I’ve seen two images that do a good job of simplifying the complexity of social media. Both are similar in that they put the person at the center. In the paradigm of social media we are each consumers and creators of content: our identify is differentiated by the degrees to which we engage in different activities, not by whether we engage in the activities at all.
This is a very different way of thinking about media from the traditional paradigm, which was more linear in the production of media and more centric in the distribution models.
Here’s the first image that I find useful in explaining the dynamic of social media.

This graphic does a good job of showing the different categories of social media tools, and the different degrees of content creation, consumption and interaction that existing within each.
This concept is enhanced with an attempt to incorporate the kinds of activity that are generated by each of the different classes of social media components. The second graphic is a good organizing filter for social media marketing plans, inasmuch as it helps to assign a content-emphasis to each of the tool sets that comprise social media.

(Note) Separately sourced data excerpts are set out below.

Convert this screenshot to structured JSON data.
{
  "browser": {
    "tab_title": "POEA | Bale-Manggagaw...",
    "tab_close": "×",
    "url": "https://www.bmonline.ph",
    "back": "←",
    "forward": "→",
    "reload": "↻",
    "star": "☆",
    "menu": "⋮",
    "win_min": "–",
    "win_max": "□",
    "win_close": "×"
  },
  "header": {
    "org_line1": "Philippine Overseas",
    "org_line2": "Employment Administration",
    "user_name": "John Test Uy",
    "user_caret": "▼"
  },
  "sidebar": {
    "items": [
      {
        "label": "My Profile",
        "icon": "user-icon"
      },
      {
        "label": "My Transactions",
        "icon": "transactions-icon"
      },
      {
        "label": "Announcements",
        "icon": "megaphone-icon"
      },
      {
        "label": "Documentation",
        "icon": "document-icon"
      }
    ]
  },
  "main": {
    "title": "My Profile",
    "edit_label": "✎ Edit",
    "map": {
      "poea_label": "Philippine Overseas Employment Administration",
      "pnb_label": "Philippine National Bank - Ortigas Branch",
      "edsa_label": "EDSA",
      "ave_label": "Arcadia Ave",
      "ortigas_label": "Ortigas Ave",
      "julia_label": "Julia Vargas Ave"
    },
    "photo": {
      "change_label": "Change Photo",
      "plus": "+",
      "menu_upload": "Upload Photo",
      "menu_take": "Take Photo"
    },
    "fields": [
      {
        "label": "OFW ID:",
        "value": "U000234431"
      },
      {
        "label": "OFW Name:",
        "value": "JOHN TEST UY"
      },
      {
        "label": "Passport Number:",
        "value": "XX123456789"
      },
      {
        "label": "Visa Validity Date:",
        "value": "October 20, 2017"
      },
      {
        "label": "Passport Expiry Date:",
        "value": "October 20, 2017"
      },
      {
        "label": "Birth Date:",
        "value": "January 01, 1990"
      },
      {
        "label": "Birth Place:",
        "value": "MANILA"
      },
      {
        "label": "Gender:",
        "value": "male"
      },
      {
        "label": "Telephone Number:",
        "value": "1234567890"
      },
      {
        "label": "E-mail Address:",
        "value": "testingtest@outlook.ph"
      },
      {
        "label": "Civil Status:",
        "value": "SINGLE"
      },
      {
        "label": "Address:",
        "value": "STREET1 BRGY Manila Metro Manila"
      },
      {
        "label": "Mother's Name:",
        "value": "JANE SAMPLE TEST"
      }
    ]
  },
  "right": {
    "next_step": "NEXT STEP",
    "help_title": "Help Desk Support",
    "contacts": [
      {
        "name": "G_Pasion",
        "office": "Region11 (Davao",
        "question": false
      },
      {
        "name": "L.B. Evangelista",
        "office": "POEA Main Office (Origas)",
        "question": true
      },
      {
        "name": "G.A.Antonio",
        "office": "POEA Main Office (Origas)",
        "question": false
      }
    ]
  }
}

Finally, there’s the mash-up approach: take all the different graphic images and lay them on top of each other. What does that give you? A real sense of why the dialogue around social media is so confusing!

Here’s how Tom Cuniff describes it:
I like it is because I think it’s pretty accurate.
* It’s an unholy, incomprehensible mess.
* It’s anxiety-provoking
* The more earnest you are about trying to understand it, the more your head will hurt.
* It’s more fun to look at than a diagram about broadcast TV.
* Despite all of the above, it still looks oddly important.
* And no matter how hard you look, you can’t really see any money in there.